The company delivers cannabis and non-cannabis related products and services at near cost rates. These high-quality products are cultivated in a clean environment, free of pesticides or fungicides.
In addition to their award winning products, Emerald Genetics emphasizes sustainability. “My six-year experience working with the Fisheries Department provided great insight to our local water resources,” he added, “My expert knowledge managing aquatic resources allowed me to make new recommendations for the cannabis community that were not talked about,” such as considering streamflow based water diversions from December – February, “so that farmers could plan when to divert water during high precipitation events the USGS and NOAA models can shows us.”
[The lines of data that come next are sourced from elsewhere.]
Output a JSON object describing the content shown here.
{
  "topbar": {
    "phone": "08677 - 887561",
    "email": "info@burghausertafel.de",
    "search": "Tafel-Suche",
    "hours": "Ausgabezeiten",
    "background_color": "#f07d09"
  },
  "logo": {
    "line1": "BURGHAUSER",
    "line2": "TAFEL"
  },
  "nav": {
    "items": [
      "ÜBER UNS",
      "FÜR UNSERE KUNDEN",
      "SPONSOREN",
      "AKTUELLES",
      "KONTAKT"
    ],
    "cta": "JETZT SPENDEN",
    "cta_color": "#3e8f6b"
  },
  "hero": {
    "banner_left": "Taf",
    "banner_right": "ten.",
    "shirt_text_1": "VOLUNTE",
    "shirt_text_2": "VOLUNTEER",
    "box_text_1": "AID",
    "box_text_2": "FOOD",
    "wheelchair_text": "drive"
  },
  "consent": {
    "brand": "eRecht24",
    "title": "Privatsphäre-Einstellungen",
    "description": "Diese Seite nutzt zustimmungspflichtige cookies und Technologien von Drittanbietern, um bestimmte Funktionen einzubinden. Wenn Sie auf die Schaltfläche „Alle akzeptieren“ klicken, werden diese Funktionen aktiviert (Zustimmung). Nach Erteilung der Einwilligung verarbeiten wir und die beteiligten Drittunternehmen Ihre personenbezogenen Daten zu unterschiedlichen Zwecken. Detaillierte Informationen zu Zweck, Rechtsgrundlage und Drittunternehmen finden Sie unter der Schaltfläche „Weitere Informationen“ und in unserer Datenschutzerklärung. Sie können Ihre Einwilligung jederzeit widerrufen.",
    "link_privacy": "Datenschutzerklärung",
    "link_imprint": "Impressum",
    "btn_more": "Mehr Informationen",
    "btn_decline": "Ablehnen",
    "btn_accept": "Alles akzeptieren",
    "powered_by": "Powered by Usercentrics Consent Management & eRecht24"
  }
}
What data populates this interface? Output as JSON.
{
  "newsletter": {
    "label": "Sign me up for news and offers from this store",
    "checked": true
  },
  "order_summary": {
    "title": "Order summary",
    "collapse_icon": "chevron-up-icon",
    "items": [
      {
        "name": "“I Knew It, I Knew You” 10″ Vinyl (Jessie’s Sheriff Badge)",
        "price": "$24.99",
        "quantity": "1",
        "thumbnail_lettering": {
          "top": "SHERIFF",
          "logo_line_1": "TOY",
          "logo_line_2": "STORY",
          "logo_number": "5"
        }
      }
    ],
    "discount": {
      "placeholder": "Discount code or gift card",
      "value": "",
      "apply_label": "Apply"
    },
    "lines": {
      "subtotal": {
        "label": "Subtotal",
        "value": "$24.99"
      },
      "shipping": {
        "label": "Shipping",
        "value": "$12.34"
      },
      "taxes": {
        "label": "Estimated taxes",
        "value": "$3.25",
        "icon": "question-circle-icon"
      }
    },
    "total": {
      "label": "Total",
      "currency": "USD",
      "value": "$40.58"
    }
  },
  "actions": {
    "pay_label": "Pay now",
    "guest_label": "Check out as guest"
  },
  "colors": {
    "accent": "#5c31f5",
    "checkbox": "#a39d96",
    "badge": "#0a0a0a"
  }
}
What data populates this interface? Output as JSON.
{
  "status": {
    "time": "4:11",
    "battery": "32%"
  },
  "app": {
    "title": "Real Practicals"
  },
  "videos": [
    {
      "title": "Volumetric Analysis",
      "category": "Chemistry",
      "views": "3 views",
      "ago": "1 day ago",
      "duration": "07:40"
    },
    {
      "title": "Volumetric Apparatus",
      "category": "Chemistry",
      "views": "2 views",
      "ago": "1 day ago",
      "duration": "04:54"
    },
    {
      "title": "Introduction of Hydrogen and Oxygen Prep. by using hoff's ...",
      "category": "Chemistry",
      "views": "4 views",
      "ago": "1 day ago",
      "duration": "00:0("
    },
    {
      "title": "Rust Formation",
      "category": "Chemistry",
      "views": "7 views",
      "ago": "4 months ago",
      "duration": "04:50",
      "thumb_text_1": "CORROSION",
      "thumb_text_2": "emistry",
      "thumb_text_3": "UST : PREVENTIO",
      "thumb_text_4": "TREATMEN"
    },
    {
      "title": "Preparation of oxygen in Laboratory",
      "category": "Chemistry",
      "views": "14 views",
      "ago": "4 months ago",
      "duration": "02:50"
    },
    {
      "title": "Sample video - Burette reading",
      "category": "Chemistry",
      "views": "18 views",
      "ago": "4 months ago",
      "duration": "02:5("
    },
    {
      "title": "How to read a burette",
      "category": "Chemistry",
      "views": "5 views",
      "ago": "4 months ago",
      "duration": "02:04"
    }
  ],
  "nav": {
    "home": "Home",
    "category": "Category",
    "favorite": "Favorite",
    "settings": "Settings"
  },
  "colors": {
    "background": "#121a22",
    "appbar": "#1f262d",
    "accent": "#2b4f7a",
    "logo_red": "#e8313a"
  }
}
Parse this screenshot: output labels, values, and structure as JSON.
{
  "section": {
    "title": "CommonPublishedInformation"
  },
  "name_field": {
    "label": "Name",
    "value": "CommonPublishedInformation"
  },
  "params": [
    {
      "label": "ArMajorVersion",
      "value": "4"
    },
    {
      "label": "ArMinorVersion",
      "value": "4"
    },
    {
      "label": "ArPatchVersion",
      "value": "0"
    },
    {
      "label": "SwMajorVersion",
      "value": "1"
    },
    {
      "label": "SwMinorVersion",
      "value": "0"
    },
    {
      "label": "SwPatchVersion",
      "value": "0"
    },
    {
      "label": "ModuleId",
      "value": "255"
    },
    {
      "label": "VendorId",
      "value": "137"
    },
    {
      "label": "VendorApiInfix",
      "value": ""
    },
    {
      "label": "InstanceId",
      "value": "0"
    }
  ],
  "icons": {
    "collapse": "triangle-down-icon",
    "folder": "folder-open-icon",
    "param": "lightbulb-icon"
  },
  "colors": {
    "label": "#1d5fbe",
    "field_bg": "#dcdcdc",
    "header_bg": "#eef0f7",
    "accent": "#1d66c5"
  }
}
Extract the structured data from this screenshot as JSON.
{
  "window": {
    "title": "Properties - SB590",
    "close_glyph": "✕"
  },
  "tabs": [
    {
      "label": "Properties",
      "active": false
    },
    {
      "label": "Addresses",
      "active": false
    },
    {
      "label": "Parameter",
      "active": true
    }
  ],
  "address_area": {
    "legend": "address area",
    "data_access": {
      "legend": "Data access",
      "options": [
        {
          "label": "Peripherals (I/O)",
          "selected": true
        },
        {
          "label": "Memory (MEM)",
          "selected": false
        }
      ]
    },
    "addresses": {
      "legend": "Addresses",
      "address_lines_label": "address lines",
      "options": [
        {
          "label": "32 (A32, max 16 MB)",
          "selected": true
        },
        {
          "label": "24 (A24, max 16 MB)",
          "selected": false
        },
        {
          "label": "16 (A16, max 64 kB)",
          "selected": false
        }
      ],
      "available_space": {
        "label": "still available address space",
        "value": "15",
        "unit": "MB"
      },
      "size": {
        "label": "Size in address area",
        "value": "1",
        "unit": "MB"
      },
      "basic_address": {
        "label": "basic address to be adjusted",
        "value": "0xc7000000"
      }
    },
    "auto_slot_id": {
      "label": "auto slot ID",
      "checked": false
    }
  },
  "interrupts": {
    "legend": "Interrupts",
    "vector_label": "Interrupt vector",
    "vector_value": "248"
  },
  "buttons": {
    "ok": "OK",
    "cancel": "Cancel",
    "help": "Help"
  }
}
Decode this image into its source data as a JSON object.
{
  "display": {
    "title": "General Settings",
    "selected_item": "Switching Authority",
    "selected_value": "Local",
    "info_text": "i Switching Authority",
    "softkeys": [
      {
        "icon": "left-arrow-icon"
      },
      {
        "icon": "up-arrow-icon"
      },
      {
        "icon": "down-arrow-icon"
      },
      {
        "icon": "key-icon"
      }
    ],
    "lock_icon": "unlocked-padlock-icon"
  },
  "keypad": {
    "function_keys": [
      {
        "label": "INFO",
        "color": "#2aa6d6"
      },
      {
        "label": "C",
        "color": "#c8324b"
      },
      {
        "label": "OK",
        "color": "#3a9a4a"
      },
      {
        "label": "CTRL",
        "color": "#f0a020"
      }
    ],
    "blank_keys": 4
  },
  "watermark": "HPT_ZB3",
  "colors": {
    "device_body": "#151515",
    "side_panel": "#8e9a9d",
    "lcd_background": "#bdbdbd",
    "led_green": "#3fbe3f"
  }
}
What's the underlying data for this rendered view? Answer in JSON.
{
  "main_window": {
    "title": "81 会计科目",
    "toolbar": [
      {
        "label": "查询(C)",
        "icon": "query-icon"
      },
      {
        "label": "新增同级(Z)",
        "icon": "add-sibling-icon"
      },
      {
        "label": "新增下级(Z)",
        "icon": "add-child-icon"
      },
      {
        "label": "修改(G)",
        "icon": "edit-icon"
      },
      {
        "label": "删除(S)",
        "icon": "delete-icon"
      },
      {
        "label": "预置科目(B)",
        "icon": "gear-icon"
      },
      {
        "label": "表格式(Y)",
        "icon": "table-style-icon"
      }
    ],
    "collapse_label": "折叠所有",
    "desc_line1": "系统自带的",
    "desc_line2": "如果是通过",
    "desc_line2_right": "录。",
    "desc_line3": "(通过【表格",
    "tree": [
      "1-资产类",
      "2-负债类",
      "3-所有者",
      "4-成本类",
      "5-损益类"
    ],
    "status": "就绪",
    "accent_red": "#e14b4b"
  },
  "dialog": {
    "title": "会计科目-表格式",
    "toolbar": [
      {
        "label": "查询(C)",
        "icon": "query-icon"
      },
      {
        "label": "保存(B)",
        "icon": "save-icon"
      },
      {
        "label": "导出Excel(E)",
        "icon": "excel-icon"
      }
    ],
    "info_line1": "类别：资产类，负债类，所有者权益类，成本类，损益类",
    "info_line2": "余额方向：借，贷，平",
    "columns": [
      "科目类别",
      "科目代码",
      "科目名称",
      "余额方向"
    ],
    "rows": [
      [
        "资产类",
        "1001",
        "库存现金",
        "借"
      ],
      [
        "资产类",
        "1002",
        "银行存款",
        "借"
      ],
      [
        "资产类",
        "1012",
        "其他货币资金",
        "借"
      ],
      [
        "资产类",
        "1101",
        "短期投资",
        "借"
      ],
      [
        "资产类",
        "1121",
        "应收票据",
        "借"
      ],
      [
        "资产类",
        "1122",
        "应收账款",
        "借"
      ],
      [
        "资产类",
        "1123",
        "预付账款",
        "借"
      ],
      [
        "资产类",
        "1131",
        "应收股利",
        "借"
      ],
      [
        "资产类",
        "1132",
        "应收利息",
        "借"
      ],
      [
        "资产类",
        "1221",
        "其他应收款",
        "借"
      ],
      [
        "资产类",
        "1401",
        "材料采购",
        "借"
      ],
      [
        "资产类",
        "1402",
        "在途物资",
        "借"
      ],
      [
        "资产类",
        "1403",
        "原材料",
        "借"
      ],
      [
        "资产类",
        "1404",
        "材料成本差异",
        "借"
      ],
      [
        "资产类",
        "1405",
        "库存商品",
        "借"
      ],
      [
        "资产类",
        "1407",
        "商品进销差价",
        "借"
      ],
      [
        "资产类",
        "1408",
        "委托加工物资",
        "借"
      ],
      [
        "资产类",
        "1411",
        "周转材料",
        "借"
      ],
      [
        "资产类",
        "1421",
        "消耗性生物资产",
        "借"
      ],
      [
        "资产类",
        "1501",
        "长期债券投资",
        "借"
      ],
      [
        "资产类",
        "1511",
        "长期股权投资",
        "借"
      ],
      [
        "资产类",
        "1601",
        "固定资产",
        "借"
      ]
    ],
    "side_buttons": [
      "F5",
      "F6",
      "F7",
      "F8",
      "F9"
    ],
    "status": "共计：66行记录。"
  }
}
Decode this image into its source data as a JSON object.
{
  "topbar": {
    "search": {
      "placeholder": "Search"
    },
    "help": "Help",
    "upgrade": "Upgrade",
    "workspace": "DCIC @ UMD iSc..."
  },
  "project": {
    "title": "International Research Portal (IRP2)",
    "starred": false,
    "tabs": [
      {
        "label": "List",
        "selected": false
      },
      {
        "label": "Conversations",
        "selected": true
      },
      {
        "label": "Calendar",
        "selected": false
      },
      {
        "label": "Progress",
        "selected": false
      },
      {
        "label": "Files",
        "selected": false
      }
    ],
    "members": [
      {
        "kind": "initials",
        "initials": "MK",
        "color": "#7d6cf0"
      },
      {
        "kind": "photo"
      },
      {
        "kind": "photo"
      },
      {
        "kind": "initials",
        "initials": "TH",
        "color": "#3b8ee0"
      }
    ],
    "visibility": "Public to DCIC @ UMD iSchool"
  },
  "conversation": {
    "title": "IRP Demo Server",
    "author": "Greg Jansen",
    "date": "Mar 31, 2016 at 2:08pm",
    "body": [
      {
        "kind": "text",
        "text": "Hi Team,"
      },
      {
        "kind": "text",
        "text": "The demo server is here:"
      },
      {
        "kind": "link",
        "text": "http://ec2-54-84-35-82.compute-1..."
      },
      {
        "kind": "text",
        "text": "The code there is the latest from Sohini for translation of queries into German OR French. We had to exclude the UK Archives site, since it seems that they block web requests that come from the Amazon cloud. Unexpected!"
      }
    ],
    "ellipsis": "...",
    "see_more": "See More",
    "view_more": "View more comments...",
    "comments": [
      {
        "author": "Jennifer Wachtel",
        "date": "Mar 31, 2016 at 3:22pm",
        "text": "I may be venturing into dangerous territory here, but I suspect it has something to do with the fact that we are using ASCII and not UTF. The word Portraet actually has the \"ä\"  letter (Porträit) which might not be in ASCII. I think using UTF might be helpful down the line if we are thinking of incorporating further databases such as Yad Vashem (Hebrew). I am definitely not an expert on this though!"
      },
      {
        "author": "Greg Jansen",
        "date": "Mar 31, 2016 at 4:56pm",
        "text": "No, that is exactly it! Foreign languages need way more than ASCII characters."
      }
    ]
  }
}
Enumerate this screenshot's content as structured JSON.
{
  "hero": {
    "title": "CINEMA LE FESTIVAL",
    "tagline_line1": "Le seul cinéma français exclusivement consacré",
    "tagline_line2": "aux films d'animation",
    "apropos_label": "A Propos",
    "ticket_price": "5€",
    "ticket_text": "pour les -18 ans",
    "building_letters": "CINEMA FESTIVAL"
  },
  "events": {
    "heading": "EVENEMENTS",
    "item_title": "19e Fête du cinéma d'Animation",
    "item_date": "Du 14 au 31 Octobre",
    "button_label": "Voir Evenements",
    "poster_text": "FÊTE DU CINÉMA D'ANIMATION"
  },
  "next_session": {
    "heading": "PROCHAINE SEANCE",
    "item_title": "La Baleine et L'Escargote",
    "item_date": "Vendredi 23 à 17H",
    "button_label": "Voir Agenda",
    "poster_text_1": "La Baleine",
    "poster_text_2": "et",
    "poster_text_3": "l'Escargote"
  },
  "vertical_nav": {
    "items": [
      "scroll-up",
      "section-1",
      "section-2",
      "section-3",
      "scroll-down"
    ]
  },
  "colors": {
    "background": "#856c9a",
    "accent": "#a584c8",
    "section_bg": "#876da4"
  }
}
Through his correspondence with state and regional organizations, Caggiano has helped debunk myths about water consumption, he added, “Although cannabis and almonds got the bad publicity, wine and beef are much more costly to the environment on a single use basis.”
“There’s only so much water, so we must manage our resources wisely,” Caggiano said, “All agriculture should abide by these rules if we want anything left for our community.”
The company, said Caggiano, aims to be the rule, not the exception: “Emerald Genetics will strive to set the example because it is the right thing to do and not because legislation makes cannabis the double-standard, while pesticides and water continue through other agriculture.”